Mid-Atlantic Health Law TOPICS
Avoid the Quick Fix of Descriptive Names
Many new health care businesses naturally choose a name for themselves that "describes" what they do or where they are located. Although such a choice often gives the new company a modest marketing lift, because the public immediately understands what the company does, such a choice often causes trouble over the long term. Moreover, as health care providers are becoming more regional and national, the "long term" is arriving sooner than expected.
A. Descriptive Names
Names that immediately tell a patient something about the services being provided are appealing. Names describing the type of medicine practiced (PEDIATRIC SPECIALISTS), a geographic term (NORTH EAST PHYSICIANS) or using words common to the medical field (PATIENT CARE) can garner easy recognition; but these descriptive names make it difficult to create a unique identity.
In addition, descriptive words generally are not protectable as trademarks: one entity cannot initially exclude others from using descriptive words. Any entity practicing pediatrics, any entity located in the North East area, and any entity providing care to patients should be able to use those words in their name. More distinctive names have been embraced in the health care field to combat this problem. HELIX HEALTH SYSTEM and KAISER PERMANENTE are two local examples.
Nevertheless, descriptive words can be protected as trademarks when they have been used for extended periods of time. (Five years of use is the statutory standard.) An entity that has been using a name for this extended period gains a "secondary meaning" in its name, and can stop others from using a similar name in the same geographic area. Witness the consumer recognition of a name such as GREATER BALTIMORE MEDICAL CENTER.
A further twist is added, however, when health care providers expand their geographic scope. A trademark owner comfortably protected in one geographic area, either because its name is distinctive or because it has attained secondary meaning in its descriptive name, faces a latent problem if it wishes to expand. Since trademark priority is based on first use in a geographic area, entities will begin to clash if they have each used the same name in separate geographic areas that now converge.
B. Columbia University v. Columbia/HCA
This issue befell Columbia University when Columbia/HCA moved into New York. Columbia University sued Columbia/HCA to stop the unauthorized use of the name COLUMBIA in connection with the offering of medical services in New York. Columbia University operates a medical school, and its name is also used in connection with a New York hospital.
A court, in Columbia University v. Columbia/HCA, found, however, that the name COLUMBIA was widely used throughout the country, and was widely recognized by consumers as a geographic term. Further, the University regrettably had not over the years tried to stop other, possibly infringing uses of its name.
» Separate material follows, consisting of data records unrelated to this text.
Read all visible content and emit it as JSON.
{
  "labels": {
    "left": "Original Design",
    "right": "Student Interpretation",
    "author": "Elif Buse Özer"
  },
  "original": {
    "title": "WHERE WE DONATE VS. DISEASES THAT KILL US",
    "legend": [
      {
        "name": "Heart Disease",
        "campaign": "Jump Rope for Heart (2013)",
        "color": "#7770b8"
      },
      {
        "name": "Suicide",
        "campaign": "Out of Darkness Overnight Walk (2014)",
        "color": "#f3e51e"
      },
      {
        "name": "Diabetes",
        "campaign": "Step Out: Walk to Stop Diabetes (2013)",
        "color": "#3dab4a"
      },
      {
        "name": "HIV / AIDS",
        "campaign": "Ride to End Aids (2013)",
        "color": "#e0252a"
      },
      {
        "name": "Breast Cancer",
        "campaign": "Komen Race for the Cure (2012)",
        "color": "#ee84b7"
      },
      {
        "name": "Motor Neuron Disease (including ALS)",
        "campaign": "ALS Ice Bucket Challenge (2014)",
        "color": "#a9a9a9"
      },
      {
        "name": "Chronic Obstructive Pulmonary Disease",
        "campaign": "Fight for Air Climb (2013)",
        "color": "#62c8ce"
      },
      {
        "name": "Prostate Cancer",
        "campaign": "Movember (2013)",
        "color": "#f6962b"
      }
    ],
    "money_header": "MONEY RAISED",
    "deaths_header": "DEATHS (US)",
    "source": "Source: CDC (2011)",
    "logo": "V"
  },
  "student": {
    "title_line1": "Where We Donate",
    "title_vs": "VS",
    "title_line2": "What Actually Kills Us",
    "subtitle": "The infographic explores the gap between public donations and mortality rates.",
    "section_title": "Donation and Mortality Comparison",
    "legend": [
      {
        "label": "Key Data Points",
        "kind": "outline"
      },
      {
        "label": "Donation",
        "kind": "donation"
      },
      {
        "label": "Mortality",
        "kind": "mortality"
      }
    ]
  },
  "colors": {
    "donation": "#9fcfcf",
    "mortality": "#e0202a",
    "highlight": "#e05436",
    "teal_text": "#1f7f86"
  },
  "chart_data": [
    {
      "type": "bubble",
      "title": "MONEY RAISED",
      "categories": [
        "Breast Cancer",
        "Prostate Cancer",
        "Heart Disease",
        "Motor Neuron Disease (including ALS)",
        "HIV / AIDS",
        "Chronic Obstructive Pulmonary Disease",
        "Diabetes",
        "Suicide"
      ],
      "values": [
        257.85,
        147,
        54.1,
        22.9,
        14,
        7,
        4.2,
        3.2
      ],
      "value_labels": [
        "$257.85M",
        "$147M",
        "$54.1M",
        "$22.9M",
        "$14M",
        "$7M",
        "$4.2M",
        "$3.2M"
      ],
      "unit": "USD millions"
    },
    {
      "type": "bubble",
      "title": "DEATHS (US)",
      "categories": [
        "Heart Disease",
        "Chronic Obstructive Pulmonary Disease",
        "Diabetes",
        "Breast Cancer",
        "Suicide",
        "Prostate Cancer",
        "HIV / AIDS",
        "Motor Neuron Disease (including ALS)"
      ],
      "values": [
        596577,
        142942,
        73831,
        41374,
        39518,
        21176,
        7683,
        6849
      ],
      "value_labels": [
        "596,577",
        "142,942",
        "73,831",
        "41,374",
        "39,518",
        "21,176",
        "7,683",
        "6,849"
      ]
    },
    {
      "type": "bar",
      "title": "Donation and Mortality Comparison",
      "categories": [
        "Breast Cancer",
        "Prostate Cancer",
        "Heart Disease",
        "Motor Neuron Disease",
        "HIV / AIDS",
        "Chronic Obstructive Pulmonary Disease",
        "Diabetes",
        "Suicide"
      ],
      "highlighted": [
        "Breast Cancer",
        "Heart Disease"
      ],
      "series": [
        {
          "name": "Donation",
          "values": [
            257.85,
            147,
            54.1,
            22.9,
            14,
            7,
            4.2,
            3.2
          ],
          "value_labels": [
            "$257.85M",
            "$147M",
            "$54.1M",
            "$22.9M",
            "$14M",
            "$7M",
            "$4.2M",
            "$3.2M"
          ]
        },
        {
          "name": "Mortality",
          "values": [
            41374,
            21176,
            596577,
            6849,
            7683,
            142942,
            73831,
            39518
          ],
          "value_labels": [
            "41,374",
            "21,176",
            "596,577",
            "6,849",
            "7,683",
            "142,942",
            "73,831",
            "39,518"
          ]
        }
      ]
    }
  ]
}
The court also made a questionable distinction that Columbia University offered services different from those offered by Columbia/HCA in that teaching was a major part of the University's hospital operations. In any case, the bottom line is that the court permitted Columbia/HCA to continue using its name in New York.
The Columbia case is instructive. It highlights the problems that can occur when a name is not carefully selected. A prudent health care provider will not only be sure its name is available with a state corporate registry, but will also check if a proposed name for its facility or brand of service is registered or applied for with the United States Patent and Trademark Office, or is used in the same or other regions.
With clearance that a company has a unique name, it can proceed with building distinctive market recognition that will last. Such a company will also have an easier time stopping those who would trade on its name.